The study of a selective prime-boost strategy will continue, with EP used to selectively activate cellular or humoral immunity and regulate the amplitude of the immune response. The use of various methods together with EP will expand the possibilities taking into account the characteristics of infectious diseases.

A promising area of application of EP will be the development of vaccines against cancer. Various approaches to performing reversible and irreversible EP, the use of DNA constructs encoding cytokines and the ability to vary the immune response will be one of the possible keys to creating drugs. However, the most important direction will be the development of EP as a method of delivering individual DNA vaccines (personal medicine), taking into account the individual characteristics of the formation of post-vaccination immunity in people with immunodeficiencies, tumor and systemic diseases. Interest in such vaccines is growing as the number of people with similar diseases in the world grows every year.

Article highlights

• An advantage of electroporation is that more than 100-1000-fold increases in plasmid delivery and gene expression can be achieved compared to delivery of naked DNA without electroporation.

• Immunization by electroporation leads to the activation of both humoral and cellular immune response, acting as an adjuvant, increasing local inflammation.

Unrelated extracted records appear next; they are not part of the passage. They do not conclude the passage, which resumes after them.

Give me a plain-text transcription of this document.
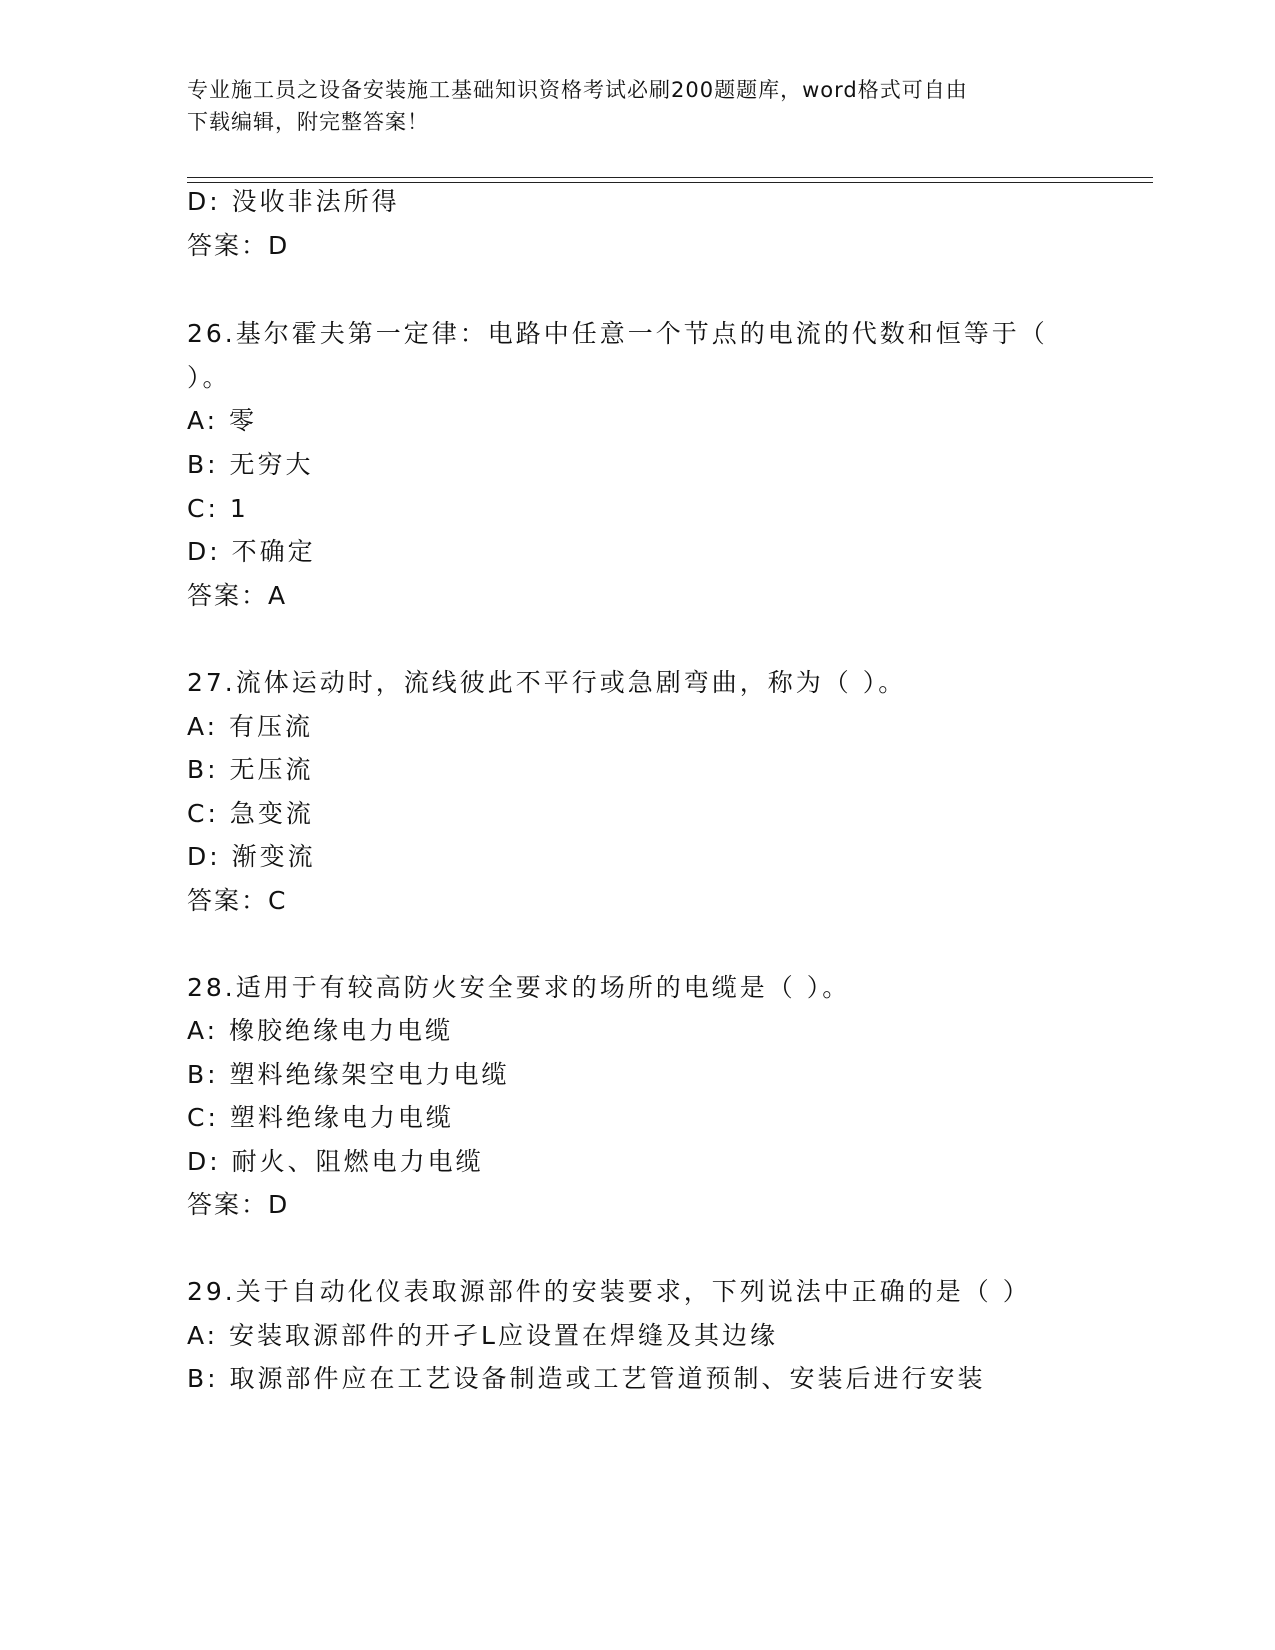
专业施工员之设备安装施工基础知识资格考试必刷200题题库，word格式可自由
下载编辑，附完整答案！
D: 没收非法所得
答案：D
26.基尔霍夫第一定律：电路中任意一个节点的电流的代数和恒等于（
）。
A: 零
B: 无穷大
C: 1
D: 不确定
答案：A
27.流体运动时，流线彼此不平行或急剧弯曲，称为（ ）。
A: 有压流
B: 无压流
C: 急变流
D: 渐变流
答案：C
28.适用于有较高防火安全要求的场所的电缆是（ ）。
A: 橡胶绝缘电力电缆
B: 塑料绝缘架空电力电缆
C: 塑料绝缘电力电缆
D: 耐火、阻燃电力电缆
答案：D
29.关于自动化仪表取源部件的安装要求，下列说法中正确的是（ ）
A: 安装取源部件的开孑L应设置在焊缝及其边缘
B: 取源部件应在工艺设备制造或工艺管道预制、安装后进行安装
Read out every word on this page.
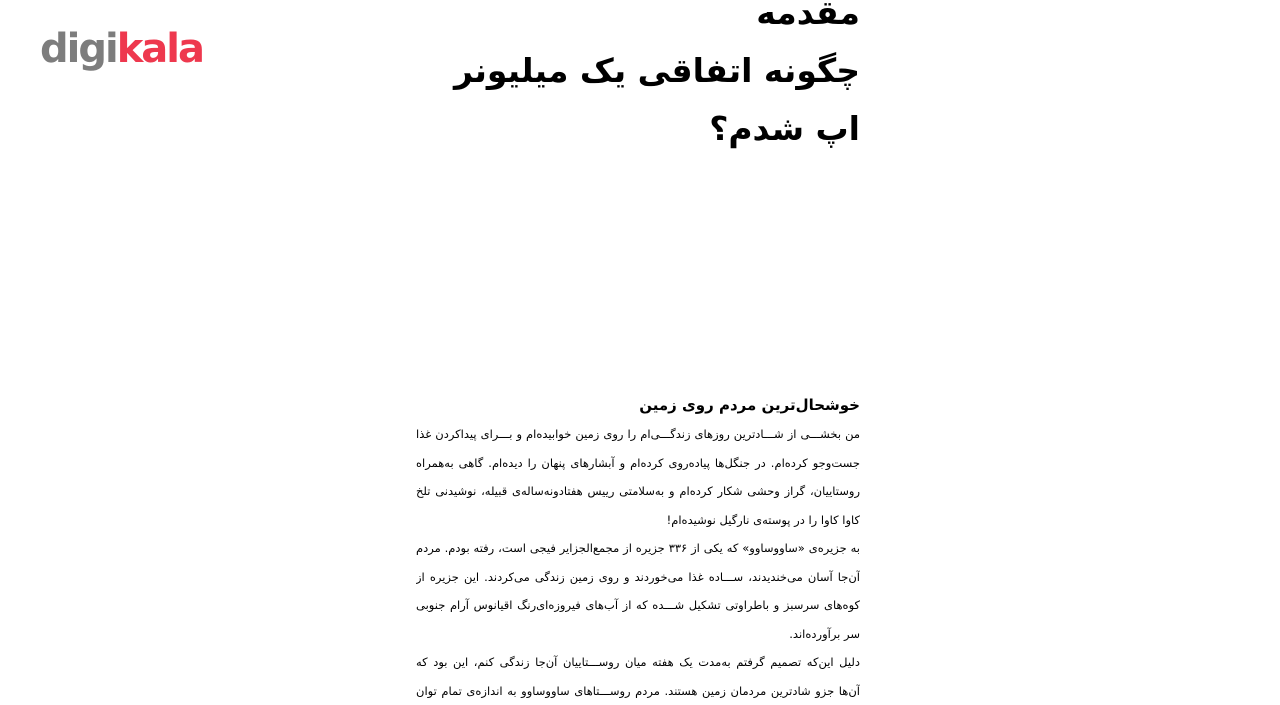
digikala
مقدمه
چگونه اتفاقی یک میلیونر
اپ شدم؟
خوشحال‌ترین مردم روی زمین
من بخشـــی از شـــادترین روزهای زندگـــی‌ام را روی زمین خوابیده‌ام و بـــرای پیداکردن غذا
جست‌وجو کرده‌ام. در جنگل‌ها پیاده‌روی کرده‌ام و آبشارهای پنهان را دیده‌ام. گاهی به‌همراه
روستاییان، گراز وحشی شکار کرده‌ام و به‌سلامتی رییس هفتادونه‌ساله‌ی قبیله، نوشیدنی تلخ
کاوا کاوا را در پوسته‌ی نارگیل نوشیده‌ام!
به جزیره‌ی «ساووساوو» که یکی از ۳۳۶ جزیره از مجمع‌الجزایر فیجی است، رفته بودم. مردم
آن‌جا آسان می‌خندیدند، ســـاده غذا می‌خوردند و روی زمین زندگی می‌کردند. این جزیره از
کوه‌های سرسبز و باطراوتی تشکیل شـــده که از آب‌های فیروزه‌ای‌رنگ اقیانوس آرام جنوبی
سر برآورده‌اند.
دلیل این‌که تصمیم گرفتم به‌مدت یک هفته میان روســـتاییان آن‌جا زندگی کنم، این بود که
آن‌ها جزو شادترین مردمان زمین هستند. مردم روســـتاهای ساووساوو به اندازه‌ی تمام توان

• Depending on the tasks set when creating vaccines, the emphasis can be shifted toward T-cell or humoral immunity by modifying the design and enhancing it with EP.

• There is a tendency to increase the safety and tolerability of the EP procedure, however, the solution of this problem has not been completed and still remains relevant and requires additional research.

Declaration of interest

The authors have no relevant affiliations or financial involvement with any organization or entity with a financial interest in or financial conflict with the subject matter or material discussed in the manuscript. This includes employment, consultancies, honoraria, stock ownership or options, expert testimony, grants or patents received or mending, or royalties.

Reviewer disclosures

Peer reviewers on this manuscript have no relevant financial or other relationships to disclose.

Additional information

Funding

This paper was funded by the Ministry of Science and Higher Education of the Russian Federation (075-15-2019-1665).